Nous voilà de nouveau sur nos mules qui docilement nous emportent. Ces animaux ont une grande sûreté de pied, leur allure est très douce, elles ne sont nullement rétives. Ce sont de précieuses montures.
Nous suivons la rue des Chrétiens, la plus belle et la plus animée; ça ne veut pas dire qu'elle soit bien large, mais enfin une voiture pourrait y circuler, s'il y avait des voitures à Tanger! On passe à côté de la Grande Mosquée, dont l'accès est interdit aux infidèles que nous sommes; extérieurement, ce monument n'est remarquable que par sa très belle porte mauresque et son minaret trapu et carré, tout reluisant de porcelaines aux vives couleurs. Le carrefour du Petit Zocco, le coin européen, est au milieu de la rue des Chrétiens.
Nous sortons de la ville par la porte de Fez, gracieux arc arabe dentelé qui donne sur la place du marché extérieur, le Grand Zocco.
Ce marché est bien l'endroit le plus intéressant de Tanger. On est soudain au milieu de la foule africaine qui s'agite frénétiquement, de la foule en guenilles et qui sent mauvais, de la foule des riches vêtements mauresques et qui ne sentent guère meilleur. Là tous les types d'habitants du Maroc sont réunis et l'on peut consciencieusement faire une étude ethnographique.

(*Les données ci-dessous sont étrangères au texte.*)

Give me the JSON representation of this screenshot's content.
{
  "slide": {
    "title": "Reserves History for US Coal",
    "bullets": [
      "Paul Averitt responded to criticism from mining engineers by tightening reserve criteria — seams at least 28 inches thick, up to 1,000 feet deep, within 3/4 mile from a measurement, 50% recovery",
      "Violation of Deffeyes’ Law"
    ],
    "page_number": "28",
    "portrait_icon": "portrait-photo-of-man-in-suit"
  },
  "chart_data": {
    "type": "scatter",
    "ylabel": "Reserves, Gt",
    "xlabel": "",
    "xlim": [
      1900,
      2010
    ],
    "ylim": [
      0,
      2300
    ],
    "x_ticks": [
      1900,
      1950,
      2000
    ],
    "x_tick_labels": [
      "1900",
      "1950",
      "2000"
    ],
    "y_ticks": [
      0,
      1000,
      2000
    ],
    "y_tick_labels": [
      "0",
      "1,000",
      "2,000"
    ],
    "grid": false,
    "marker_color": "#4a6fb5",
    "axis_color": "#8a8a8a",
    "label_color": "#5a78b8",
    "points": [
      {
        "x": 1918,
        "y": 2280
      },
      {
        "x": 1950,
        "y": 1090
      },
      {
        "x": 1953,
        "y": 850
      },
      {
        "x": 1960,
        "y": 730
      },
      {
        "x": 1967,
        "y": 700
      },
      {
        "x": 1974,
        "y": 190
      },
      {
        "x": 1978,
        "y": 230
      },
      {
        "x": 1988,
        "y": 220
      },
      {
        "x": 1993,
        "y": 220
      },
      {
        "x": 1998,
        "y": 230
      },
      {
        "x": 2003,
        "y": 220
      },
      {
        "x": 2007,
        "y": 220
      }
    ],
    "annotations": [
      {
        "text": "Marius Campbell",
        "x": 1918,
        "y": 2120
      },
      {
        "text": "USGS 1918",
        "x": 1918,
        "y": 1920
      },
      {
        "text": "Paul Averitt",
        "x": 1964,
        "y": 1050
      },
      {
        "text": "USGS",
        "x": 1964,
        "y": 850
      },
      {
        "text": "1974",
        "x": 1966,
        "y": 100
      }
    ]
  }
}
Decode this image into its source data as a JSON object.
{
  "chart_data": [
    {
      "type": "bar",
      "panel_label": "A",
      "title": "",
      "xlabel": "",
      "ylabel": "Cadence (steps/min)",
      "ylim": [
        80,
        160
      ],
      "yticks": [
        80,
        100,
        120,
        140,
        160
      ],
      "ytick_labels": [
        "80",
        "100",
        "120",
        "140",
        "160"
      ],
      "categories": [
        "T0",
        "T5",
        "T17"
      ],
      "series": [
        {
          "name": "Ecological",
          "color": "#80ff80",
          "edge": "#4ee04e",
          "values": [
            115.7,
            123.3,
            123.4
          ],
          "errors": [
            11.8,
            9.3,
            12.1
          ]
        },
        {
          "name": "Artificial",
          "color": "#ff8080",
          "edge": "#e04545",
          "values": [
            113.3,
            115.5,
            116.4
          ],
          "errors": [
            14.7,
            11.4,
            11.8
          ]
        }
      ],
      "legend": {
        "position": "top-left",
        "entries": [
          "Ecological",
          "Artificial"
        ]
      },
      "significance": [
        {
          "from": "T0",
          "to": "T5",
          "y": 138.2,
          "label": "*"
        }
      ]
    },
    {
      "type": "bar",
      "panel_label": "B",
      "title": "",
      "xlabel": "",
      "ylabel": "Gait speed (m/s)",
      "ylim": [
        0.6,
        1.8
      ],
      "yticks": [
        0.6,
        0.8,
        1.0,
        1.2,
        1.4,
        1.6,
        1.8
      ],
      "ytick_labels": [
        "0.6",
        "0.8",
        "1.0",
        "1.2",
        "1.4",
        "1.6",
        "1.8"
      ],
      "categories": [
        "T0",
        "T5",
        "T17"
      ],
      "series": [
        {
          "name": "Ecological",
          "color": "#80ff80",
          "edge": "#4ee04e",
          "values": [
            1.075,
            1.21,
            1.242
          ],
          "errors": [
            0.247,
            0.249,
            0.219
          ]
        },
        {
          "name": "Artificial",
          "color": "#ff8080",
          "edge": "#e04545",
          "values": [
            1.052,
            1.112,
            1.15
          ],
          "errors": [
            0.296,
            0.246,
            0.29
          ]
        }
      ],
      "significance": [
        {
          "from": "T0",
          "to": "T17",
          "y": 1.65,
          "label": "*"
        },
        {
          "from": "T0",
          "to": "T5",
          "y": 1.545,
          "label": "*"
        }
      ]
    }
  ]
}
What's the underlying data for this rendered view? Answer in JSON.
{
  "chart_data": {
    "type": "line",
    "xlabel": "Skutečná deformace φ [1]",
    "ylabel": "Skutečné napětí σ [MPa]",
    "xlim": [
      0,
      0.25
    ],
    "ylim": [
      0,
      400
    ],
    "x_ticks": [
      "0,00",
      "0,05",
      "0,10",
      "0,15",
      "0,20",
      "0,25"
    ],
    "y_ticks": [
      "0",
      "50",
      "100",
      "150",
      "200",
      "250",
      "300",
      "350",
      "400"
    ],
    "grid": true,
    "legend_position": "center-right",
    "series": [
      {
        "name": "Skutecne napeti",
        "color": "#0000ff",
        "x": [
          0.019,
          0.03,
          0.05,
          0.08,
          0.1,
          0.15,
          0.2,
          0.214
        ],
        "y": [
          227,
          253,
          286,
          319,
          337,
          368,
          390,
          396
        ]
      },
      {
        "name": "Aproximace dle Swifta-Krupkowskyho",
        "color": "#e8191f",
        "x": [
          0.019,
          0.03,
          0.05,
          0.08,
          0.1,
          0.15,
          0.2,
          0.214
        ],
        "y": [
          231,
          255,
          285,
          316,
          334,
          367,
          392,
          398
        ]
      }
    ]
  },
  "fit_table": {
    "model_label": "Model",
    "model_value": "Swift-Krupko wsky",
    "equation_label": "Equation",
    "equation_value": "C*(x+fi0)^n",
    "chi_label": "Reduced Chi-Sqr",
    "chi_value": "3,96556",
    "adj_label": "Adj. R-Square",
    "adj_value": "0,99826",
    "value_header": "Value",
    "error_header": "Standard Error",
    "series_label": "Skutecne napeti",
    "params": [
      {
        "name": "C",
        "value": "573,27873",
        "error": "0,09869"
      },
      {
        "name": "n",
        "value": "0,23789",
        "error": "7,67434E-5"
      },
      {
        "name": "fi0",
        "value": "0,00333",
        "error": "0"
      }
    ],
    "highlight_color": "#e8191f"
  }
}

On y voit des Kabyles à l'air farouche, armés d'un long fusil et vêtus du burnous blanc, des Maures à la face impassible qui se drapent majestueusement dans de brillants burnous de couleur, des Juifs indigènes barbus et tout de noir vêtus, des Bédouins à demi sauvages et habillés de bure, des nègres de l'Afrique centrale, esclaves ou affranchis, dont la teinte va du chocolat au plus beau noir d'ébène, des femmes voilées, des négresses horribles, des enfants tout nus qui ressemblent à des singes, des Arabes nomades à la tête semi-rasée avec une courte tresse sur le sommet du crâne, et puis des quantités d'ânes. Tout cela porte, sauf les ânes, un fez et des pantoufles.
Ce marché est absolument arabe: on n'y voit que des Marocains, on n'y vend que des produits du pays ou à l'usage des gens du pays. C'est là qu'arrivent de l'intérieur les longues caravanes de chameaux.
La légation allemande est située sur le Grand Zocco. On y pénètre par une porte qui a énormément de prétentions arabes, mais qui est surtout rococo.
Un peu plus loin, nous passons à côté d'une jolie villa entourée de jardins: c'est la légation de France. Ces deux légations sont en dehors des murs de la ville, mais à quelques pas seulement de la Porte de Fez; les hôtels des autres puissances sont en ville.
Nous voilà maintenant sur la grande route de Fez. Oh! très bien! C'est une voie large comme nos chemins vicinaux, donc les voitures y pourraient passer. Elle est luxueusement garnie d'une épaisse couche de sable fin, dans lequel nos mules enfoncent plus haut que le boulet, donc les voitures n'y pourraient avancer! Mais cette discussion sur les voitures est parfaitement superflue, car, je le répète, à Tanger, point de véhicules. Notre guide nous explique que la magnificence marocaine qui a étendu cette couche de sable sur la route de la capitale ne va pas au delà d'une quinzaine de kilomètres. Après, c'est la terre nue. En somme, cette route, malgré sa largeur, est tout simplement une piste de chameaux.
Nous suivons longuement la route de Fez, puis nous nous engageons dans d'étroits chemins bordés de haies de figuiers de Barbarie et d'aloès menaçants qui nous conduisent à un village bédouin digne des premiers âges de l'humanité. Imaginez-vous une collection de huttes entièrement faites de paille, sous lesquelles vivent de pauvres êtres en guenilles, aux faces bestiales, aux corps de bronze, mais dont les airs superbes ne messiéraient point à un empereur, fût-il allemand. Les plus riches d'entre ces malheureux ornent les murailles de leurs palais de matériaux de prix, tels que: vieilles ferrailles, cercle de tonneaux, boîtes de sardines, parois de bidons de pétrole.